The boy had doubtless become accustomed to the dreary routine. Colombe’s attitude was surly, that of a child forced to care for the family dog for a week as punishment, but she tended to the boy as she had been instructed. It was difficult to find fault with her care. However, anything the boy had to say on her frequent visits went unheeded as she performed a plausible imitation of having fallen deaf as well as mute. Despite her resistance, there was no real cruelty in her gestures; his meals were often delivered hot, the food clearly the excess of her own freshly-made repast.

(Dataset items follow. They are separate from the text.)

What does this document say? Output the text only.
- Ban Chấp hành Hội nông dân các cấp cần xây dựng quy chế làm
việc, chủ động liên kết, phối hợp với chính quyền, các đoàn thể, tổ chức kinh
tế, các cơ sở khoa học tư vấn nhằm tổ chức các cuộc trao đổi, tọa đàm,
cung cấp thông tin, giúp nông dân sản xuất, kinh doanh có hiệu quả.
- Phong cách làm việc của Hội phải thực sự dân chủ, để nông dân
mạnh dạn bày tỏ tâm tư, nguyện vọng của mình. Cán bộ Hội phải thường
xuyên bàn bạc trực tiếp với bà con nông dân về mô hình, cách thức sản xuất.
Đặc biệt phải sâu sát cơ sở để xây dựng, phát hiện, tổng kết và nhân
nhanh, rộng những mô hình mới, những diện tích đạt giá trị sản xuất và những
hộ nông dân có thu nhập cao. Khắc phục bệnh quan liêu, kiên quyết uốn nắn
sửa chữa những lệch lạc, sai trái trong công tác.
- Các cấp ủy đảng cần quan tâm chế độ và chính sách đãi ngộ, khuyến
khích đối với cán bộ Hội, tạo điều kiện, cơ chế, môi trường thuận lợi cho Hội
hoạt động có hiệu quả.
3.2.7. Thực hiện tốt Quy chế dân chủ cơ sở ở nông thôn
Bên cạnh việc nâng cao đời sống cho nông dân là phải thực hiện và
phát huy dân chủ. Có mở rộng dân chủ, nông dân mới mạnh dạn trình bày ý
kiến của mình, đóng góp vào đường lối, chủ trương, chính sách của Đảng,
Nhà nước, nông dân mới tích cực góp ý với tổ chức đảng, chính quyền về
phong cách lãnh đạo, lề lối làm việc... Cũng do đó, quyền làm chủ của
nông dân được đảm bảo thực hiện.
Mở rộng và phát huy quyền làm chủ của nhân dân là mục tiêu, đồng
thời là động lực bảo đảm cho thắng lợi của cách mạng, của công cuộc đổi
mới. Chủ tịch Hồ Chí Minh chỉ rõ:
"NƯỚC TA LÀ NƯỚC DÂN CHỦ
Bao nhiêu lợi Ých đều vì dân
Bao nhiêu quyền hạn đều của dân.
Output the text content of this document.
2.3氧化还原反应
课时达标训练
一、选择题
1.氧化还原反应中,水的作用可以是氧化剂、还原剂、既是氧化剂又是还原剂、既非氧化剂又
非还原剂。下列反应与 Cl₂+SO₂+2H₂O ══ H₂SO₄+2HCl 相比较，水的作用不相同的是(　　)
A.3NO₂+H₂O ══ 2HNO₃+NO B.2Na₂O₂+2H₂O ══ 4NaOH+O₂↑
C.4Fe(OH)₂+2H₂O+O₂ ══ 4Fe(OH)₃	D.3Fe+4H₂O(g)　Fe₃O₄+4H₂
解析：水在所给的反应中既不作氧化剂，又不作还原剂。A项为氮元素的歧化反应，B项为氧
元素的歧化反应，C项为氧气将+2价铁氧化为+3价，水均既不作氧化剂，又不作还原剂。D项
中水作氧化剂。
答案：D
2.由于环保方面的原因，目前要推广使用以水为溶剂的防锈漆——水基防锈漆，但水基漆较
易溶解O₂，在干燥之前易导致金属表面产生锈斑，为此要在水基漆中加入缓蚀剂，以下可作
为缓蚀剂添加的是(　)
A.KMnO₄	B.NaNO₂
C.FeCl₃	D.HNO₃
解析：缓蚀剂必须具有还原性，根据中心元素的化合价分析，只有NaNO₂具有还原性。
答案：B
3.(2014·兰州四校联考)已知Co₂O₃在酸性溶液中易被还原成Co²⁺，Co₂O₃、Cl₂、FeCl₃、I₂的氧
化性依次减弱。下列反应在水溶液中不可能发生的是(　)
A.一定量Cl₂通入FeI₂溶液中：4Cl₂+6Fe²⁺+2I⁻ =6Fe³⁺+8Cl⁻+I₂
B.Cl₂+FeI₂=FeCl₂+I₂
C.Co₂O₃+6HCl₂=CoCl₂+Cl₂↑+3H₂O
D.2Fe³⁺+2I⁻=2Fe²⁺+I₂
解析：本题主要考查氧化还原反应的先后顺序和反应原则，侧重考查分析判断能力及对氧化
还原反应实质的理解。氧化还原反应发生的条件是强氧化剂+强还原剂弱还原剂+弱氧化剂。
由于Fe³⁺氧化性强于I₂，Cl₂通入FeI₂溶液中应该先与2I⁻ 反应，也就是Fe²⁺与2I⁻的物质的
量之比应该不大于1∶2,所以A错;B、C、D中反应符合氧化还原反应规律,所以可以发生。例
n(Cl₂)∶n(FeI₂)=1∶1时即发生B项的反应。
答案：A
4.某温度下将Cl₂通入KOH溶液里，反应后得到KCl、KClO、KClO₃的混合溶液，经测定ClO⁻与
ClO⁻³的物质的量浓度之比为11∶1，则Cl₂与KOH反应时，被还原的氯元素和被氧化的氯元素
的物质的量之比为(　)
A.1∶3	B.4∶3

Tariq had only slipped into the room once, briefly, and only then when the urchin was asleep. He was proficient as any doctor as he scrutinized the boy’s vitals, his hand cool against the bare skin of his chest. If Fabien had awoken during his administrations, he found the vampire had little interest in discussion and had departed swiftly.
Mostly, it was a lonely vigil for the involuntary invalid. Colombe made an attempt to accommodate his requests and he was given free reign of the room, should he have gained the strength to roam, but his freedom ended abruptly at the solid wood of the perpetually locked door.
Now, however, that door swung open with rare urgency. Colombe entered with her usual silence but her hands were empty. This in itself was unusual, as the girl did not make a habit of social calls, but even more disquieting was the palpable distress that shed from her like molting feathers. Her dark eyes were as wide as they’d been when she had bandaged his throat, fear that threatened to grow into terror glinting wet within them. She stepped inside swift enough to nearly trip over her own feet and stopped in the middle of the room as though at a loss, wringing her hands in front of her. Her gaze was intense, almost frantic, on the boy.
The house was, as a rule, exceptionally soundless as though blanketed in a death-shroud that muffled all noise. Both inhabitants that walked its halls were soft of foot and of voice, and the boy was as likely to overhear the faint rustle of shivering leaves as he was the murmur of the vampire’s voice on the infrequent occasion he spoke to the girl in his service.
Now the source of the girl’s worry became clear, floating up from the ground floor like a tendril of smoke. The vampire’s voice, unmistakably, ash-grey and serpent-soft, was raised in genial conversation. And in answer, as faint as the scratching of a mouse in the walls, a fluted response. It was too faded to easily discern the gender or age of its speaker, but it certainly did not belong to any of the usual inhabitants.
There was a stranger in the house. And, judging from the tightness of the girl’s lips as she worried her hands together, their presence did not bode well.